East Tennessee is culturally and geographically considered part of Appalachia, which many consider the face of rural, white poverty in America. (For a beautiful collection of Appalachian documentary photography, check out Looking at Appalachia.) For example, over a quarter of the people living in Johnson county, the easternmost county in Tennessee, are living below the poverty rate. In Dolly Parton's hometown, Sevierville, Tennessee, around 25% of the residents also live below the poverty line. According the census data, there are 16,490 people residing in the city and the racial makeup is 88.9% white.

Students will watch "TV shows like The Beverly Hillbillies and movies like Coal Miner's Daughter, to examine how Appalachian people have been portrayed in pop culture and what can be learned from it." This approach seems familiar. It sounds a bit like our own course, Law and Rural Livelihoods, where we often incorporate movie clips to illustrate aspects of "rural life" and learn about rural people. This concept of showing rural life isn't unique to classrooms. When Assemblyman Brian Dahle presented to our class, his answer to explaining rural problems to urban politicians was to invite them to visit his district and show them how life works out there. It seems to be an effective way to expose urban populations to the realities of rural life.

Putting this all into the context of America's current political landscape, perhaps showing rural is our best hope to come to terms with the "Trump voters" and begin to understand the reality many Americans face. A New York Times op-ed published after the election asked, "Who are these rural, red-county people who brought Mr. Trump into power?" Perhaps this is academia's call for more rural studies and courses like "Dolly Parton's America" and "Law and Rural Livelihoods" are the answer to moving towards a more understanding or less-fragmented American identity. At the very least, maybe the more movies, radio shows, and new stories we have covering rural life will show the current situation in rural America to a broader audience and hopefully foster some sort of empathy or understanding.

1 comment:

Mollie M said...

I love Dolly Parton, and hope to make it to Dollyworld in life one day. Since all these 'hip' trendy urban folk, and academic folk are in a podcast craze right now (I do not claim to be trendy, but I am very into podcasts right now) maybe that can be another way for urban and rural folks to connect and understand each other. I mention podcasts in particular because they can be heard on the radio - so they are rather accessible - and take fewer resources to create than documentaries, and can be relatively low-tec.
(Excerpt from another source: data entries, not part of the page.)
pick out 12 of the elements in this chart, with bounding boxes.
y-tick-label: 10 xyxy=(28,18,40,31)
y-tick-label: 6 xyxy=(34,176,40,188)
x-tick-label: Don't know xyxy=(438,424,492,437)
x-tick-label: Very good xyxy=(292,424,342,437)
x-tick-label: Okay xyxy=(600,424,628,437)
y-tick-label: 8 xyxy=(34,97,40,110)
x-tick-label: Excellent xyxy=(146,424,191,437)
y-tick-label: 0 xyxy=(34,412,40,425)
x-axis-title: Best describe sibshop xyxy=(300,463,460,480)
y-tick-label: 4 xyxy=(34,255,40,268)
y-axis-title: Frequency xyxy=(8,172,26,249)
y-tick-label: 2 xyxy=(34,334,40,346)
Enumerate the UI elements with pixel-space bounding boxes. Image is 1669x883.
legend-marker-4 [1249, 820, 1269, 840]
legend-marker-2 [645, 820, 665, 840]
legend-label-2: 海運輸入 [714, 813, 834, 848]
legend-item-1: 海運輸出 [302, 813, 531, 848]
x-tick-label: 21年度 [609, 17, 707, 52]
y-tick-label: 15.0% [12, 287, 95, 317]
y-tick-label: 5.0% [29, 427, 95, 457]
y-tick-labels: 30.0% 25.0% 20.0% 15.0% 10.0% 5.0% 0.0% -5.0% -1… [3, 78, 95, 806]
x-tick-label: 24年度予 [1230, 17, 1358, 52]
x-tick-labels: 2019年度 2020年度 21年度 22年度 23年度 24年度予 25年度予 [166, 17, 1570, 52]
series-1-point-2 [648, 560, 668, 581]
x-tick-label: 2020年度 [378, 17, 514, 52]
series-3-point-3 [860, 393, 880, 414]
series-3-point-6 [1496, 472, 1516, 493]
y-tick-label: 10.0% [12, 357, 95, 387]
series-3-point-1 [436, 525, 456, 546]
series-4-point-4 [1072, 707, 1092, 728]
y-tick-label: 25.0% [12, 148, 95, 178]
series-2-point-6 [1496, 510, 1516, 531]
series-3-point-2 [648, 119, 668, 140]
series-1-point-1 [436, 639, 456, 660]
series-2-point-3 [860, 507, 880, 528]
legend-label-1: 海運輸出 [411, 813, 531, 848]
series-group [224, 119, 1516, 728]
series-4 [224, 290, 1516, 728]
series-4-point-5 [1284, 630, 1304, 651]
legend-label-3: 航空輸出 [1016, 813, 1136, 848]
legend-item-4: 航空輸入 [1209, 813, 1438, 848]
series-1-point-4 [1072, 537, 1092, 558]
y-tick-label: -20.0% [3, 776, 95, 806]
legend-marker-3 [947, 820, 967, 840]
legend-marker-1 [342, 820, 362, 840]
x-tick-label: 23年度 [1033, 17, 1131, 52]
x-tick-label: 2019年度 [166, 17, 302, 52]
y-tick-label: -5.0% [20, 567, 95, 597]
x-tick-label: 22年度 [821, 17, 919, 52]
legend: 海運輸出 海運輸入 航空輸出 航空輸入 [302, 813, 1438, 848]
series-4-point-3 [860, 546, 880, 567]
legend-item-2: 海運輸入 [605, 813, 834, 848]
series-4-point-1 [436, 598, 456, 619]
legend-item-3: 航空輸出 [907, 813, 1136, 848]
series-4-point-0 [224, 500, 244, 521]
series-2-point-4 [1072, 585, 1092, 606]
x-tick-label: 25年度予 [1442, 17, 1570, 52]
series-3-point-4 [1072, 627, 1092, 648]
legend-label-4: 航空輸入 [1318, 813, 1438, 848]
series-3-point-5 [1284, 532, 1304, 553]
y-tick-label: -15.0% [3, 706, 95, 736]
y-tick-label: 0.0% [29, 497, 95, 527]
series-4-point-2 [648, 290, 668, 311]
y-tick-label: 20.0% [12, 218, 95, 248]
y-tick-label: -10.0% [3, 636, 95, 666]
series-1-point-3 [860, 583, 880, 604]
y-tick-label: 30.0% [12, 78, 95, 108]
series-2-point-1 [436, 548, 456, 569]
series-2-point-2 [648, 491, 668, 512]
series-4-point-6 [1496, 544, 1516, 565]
I found this one to be of particular interest: "Rural Radio Network Podcast" ( It looks like since the election NPR has also increased its reporting about rural areas, though some may argue that NPR is a member of the liberal elite and cannot broaden this lack of communication and connection by itself. Either way. I think that podcasts and radio programs could offer an authentic sharing of information and culture, possibly without a few of the gimmicks of reality tv? (Full disclosure: I am also a fan of reality tv.)